Return all variables with the exception of type
:
planes %>% select(-type)
## # A tibble: 3,322 × 8
## tailnum year manufacturer model engines seats speed engine
## <chr> <int> <chr> <chr> <int> <int> <int> <chr>
## 1 N10156 2004 EMBRAER EMB-145XR 2 55 NA Turbo-fan
## 2 N102UW 1998 AIRBUS INDUSTRIE A320-214 2 182 NA Turbo-fan
## 3 N103US 1999 AIRBUS INDUSTRIE A320-214 2 182 NA Turbo-fan
## 4 N104UW 1999 AIRBUS INDUSTRIE A320-214 2 182 NA Turbo-fan
## 5 N10575 2002 EMBRAER EMB-145LR 2 55 NA Turbo-fan
## 6 N105UW 1999 AIRBUS INDUSTRIE A320-214 2 182 NA Turbo-fan
## 7 N107US 1999 AIRBUS INDUSTRIE A320-214 2 182 NA Turbo-fan
## 8 N108UW 1999 AIRBUS INDUSTRIE A320-214 2 182 NA Turbo-fan
## 9 N109UW 1999 AIRBUS INDUSTRIE A320-214 2 182 NA Turbo-fan
## 10 N110UW 1999 AIRBUS INDUSTRIE A320-214 2 182 NA Turbo-fan
## # ... with 3,312 more rows
You can also pass a vector of variable names to exclude from your result set.

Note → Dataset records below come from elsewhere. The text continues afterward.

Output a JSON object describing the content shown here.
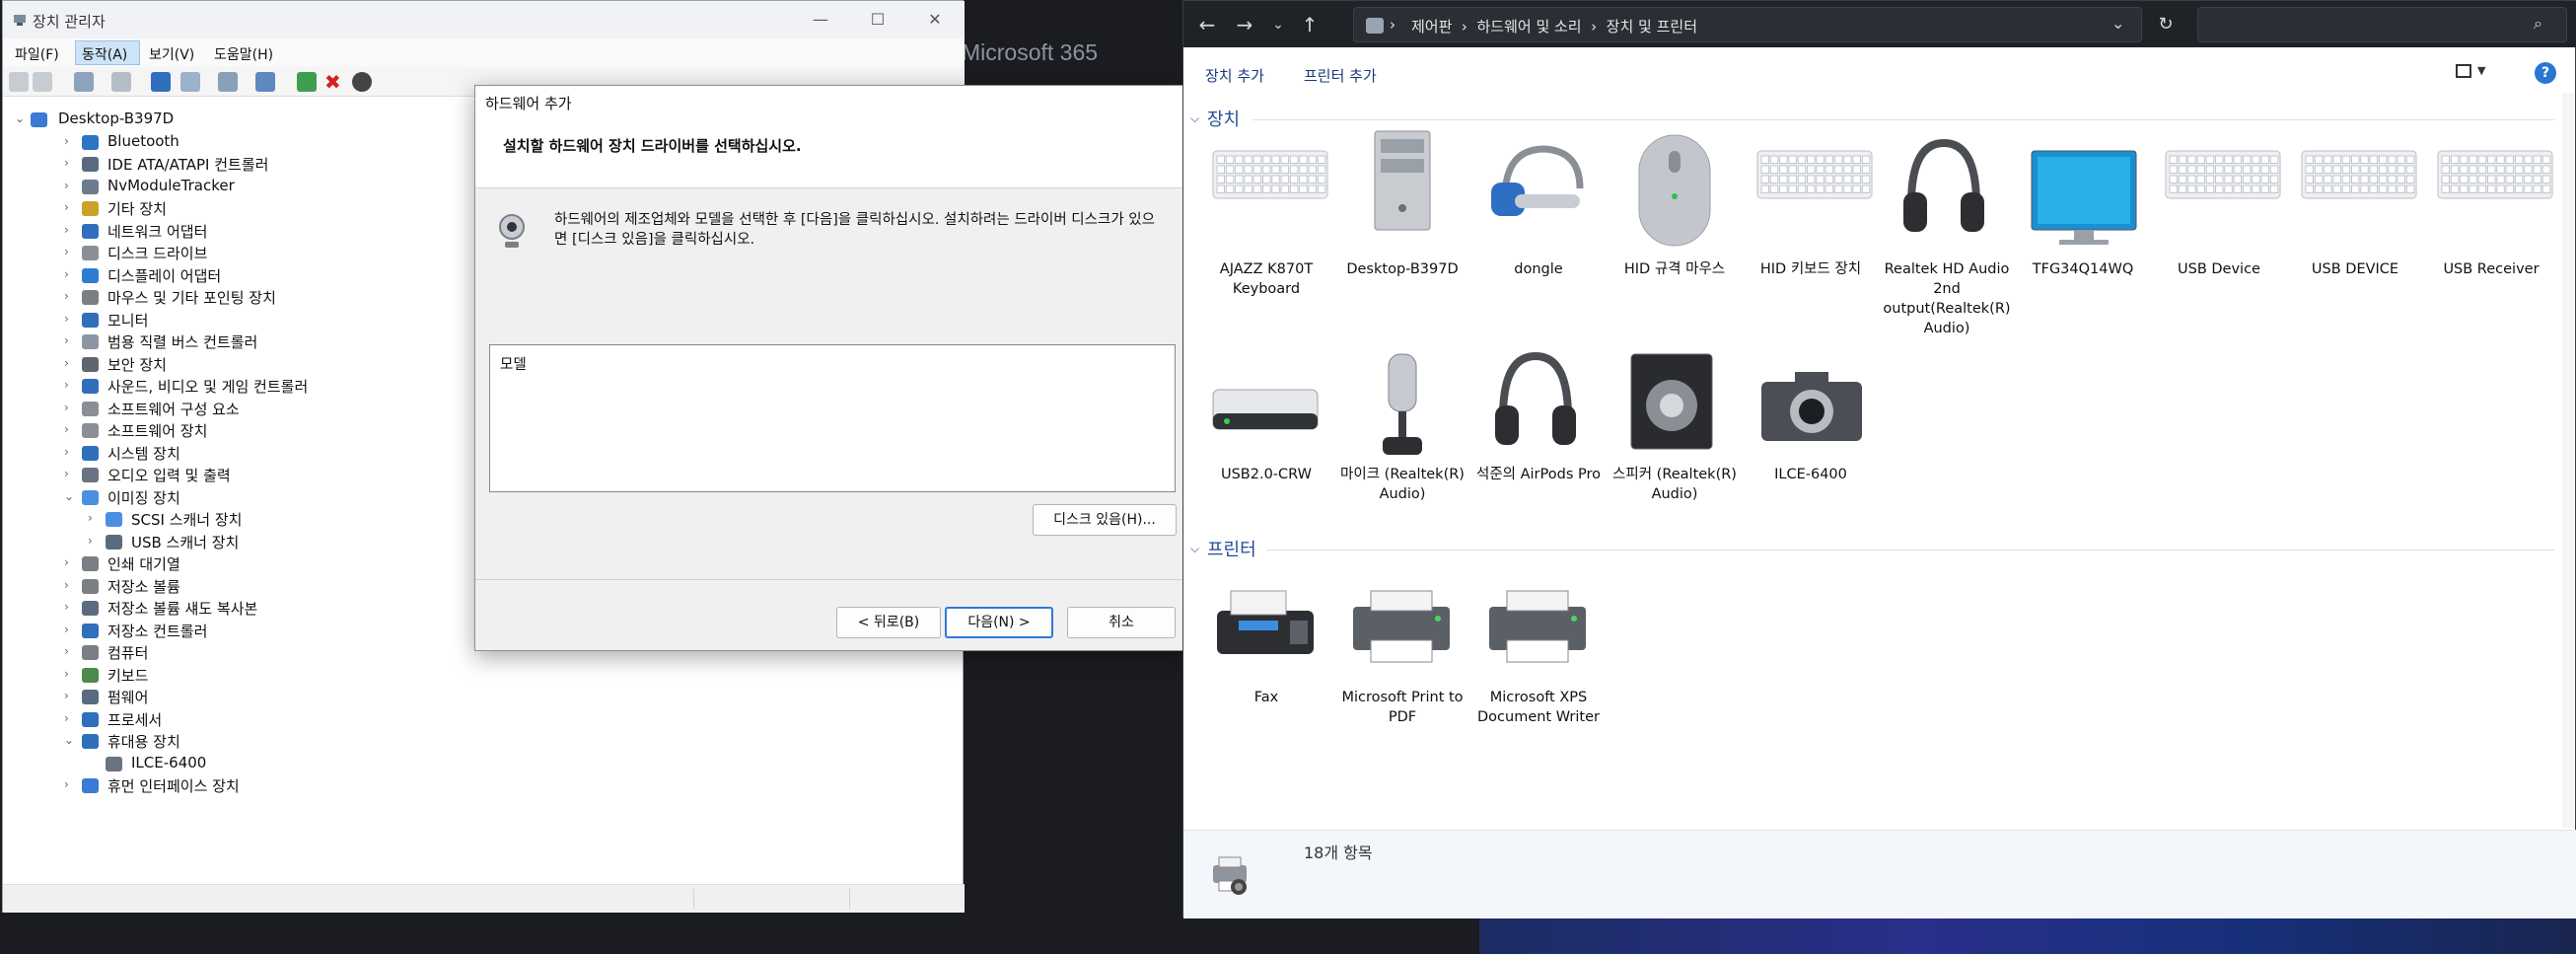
{
  "background": {
    "ms365_text": "Microsoft 365"
  },
  "device_manager": {
    "title": "장치 관리자",
    "menu": [
      "파일(F)",
      "동작(A)",
      "보기(V)",
      "도움말(H)"
    ],
    "tree": [
      {
        "label": "Desktop-B397D",
        "level": 0,
        "expanded": true
      },
      {
        "label": "Bluetooth",
        "level": 1
      },
      {
        "label": "IDE ATA/ATAPI 컨트롤러",
        "level": 1
      },
      {
        "label": "NvModuleTracker",
        "level": 1
      },
      {
        "label": "기타 장치",
        "level": 1
      },
      {
        "label": "네트워크 어댑터",
        "level": 1
      },
      {
        "label": "디스크 드라이브",
        "level": 1
      },
      {
        "label": "디스플레이 어댑터",
        "level": 1
      },
      {
        "label": "마우스 및 기타 포인팅 장치",
        "level": 1
      },
      {
        "label": "모니터",
        "level": 1
      },
      {
        "label": "범용 직렬 버스 컨트롤러",
        "level": 1
      },
      {
        "label": "보안 장치",
        "level": 1
      },
      {
        "label": "사운드, 비디오 및 게임 컨트롤러",
        "level": 1
      },
      {
        "label": "소프트웨어 구성 요소",
        "level": 1
      },
      {
        "label": "소프트웨어 장치",
        "level": 1
      },
      {
        "label": "시스템 장치",
        "level": 1
      },
      {
        "label": "오디오 입력 및 출력",
        "level": 1
      },
      {
        "label": "이미징 장치",
        "level": 1,
        "expanded": true
      },
      {
        "label": "SCSI 스캐너 장치",
        "level": 2
      },
      {
        "label": "USB 스캐너 장치",
        "level": 2
      },
      {
        "label": "인쇄 대기열",
        "level": 1
      },
      {
        "label": "저장소 볼륨",
        "level": 1
      },
      {
        "label": "저장소 볼륨 섀도 복사본",
        "level": 1
      },
      {
        "label": "저장소 컨트롤러",
        "level": 1
      },
      {
        "label": "컴퓨터",
        "level": 1
      },
      {
        "label": "키보드",
        "level": 1
      },
      {
        "label": "펌웨어",
        "level": 1
      },
      {
        "label": "프로세서",
        "level": 1
      },
      {
        "label": "휴대용 장치",
        "level": 1,
        "expanded": true
      },
      {
        "label": "ILCE-6400",
        "level": 2,
        "leaf": true
      },
      {
        "label": "휴먼 인터페이스 장치",
        "level": 1
      }
    ]
  },
  "dialog": {
    "title": "하드웨어 추가",
    "heading": "설치할 하드웨어 장치 드라이버를 선택하십시오.",
    "description": "하드웨어의 제조업체와 모델을 선택한 후 [다음]을 클릭하십시오. 설치하려는 드라이버 디스크가 있으면 [디스크 있음]을 클릭하십시오.",
    "list_header": "모델",
    "have_disk": "디스크 있음(H)...",
    "back": "< 뒤로(B)",
    "next": "다음(N) >",
    "cancel": "취소"
  },
  "devices_printers": {
    "address": "제어판  ›  하드웨어 및 소리  ›  장치 및 프린터",
    "commands": [
      "장치 추가",
      "프린터 추가"
    ],
    "section_devices": "장치",
    "section_printers": "프린터",
    "devices": [
      "AJAZZ K870T Keyboard",
      "Desktop-B397D",
      "dongle",
      "HID 규격 마우스",
      "HID 키보드 장치",
      "Realtek HD Audio 2nd output(Realtek(R) Audio)",
      "TFG34Q14WQ",
      "USB Device",
      "USB DEVICE",
      "USB Receiver",
      "USB2.0-CRW",
      "마이크 (Realtek(R) Audio)",
      "석준의 AirPods Pro",
      "스피커 (Realtek(R) Audio)",
      "ILCE-6400"
    ],
    "printers": [
      "Fax",
      "Microsoft Print to PDF",
      "Microsoft XPS Document Writer"
    ],
    "item_count": "18개 항목"
  }
}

planes %>% select(-c(type, engines:engine))
## # A tibble: 3,322 × 4
## tailnum year manufacturer model
## <chr> <int> <chr> <chr>
## 1 N10156 2004 EMBRAER EMB-145XR
## 2 N102UW 1998 AIRBUS INDUSTRIE A320-214
## 3 N103US 1999 AIRBUS INDUSTRIE A320-214
## 4 N104UW 1999 AIRBUS INDUSTRIE A320-214
## 5 N10575 2002 EMBRAER EMB-145LR
## 6 N105UW 1999 AIRBUS INDUSTRIE A320-214
## 7 N107US 1999 AIRBUS INDUSTRIE A320-214
## 8 N108UW 1999 AIRBUS INDUSTRIE A320-214
## 9 N109UW 1999 AIRBUS INDUSTRIE A320-214
## 10 N110UW 1999 AIRBUS INDUSTRIE A320-214
## # ... with 3,312 more rows
Select all variables between type
and speed
(inclusive) and exclude manufacturer
.
planes %>% select(type:speed, -manufacturer)
## # A tibble: 3,322 × 5
## type model engines seats speed
## <chr> <chr> <int> <int> <int>
## 1 Fixed wing multi engine EMB-145XR 2 55 NA
## 2 Fixed wing multi engine A320-214 2 182 NA
## 3 Fixed wing multi engine A320-214 2 182 NA
## 4 Fixed wing multi engine A320-214 2 182 NA
## 5 Fixed wing multi engine EMB-145LR 2 55 NA
## 6 Fixed wing multi engine A320-214 2 182 NA
## 7 Fixed wing multi engine A320-214 2 182 NA
## 8 Fixed wing multi engine A320-214 2 182 NA
## 9 Fixed wing multi engine A320-214 2 182 NA
## 10 Fixed wing multi engine A320-214 2 182 NA
## # ... with 3,312 more rows
Modify the previous statement to exclude manufacturer
and model
.
planes %>% select(type:speed, -c(manufacturer, model))
## # A tibble: 3,322 × 4
## type engines seats speed
## <chr> <int> <int> <int>
## 1 Fixed wing multi engine 2 55 NA
## 2 Fixed wing multi engine 2 182 NA
## 3 Fixed wing multi engine 2 182 NA
## 4 Fixed wing multi engine 2 182 NA
## 5 Fixed wing multi engine 2 55 NA
## 6 Fixed wing multi engine 2 182 NA
## 7 Fixed wing multi engine 2 182 NA
## 8 Fixed wing multi engine 2 182 NA
## 9 Fixed wing multi engine 2 182 NA
## 10 Fixed wing multi engine 2 182 NA
## # ... with 3,312 more rows
You can use the same helper function more than once.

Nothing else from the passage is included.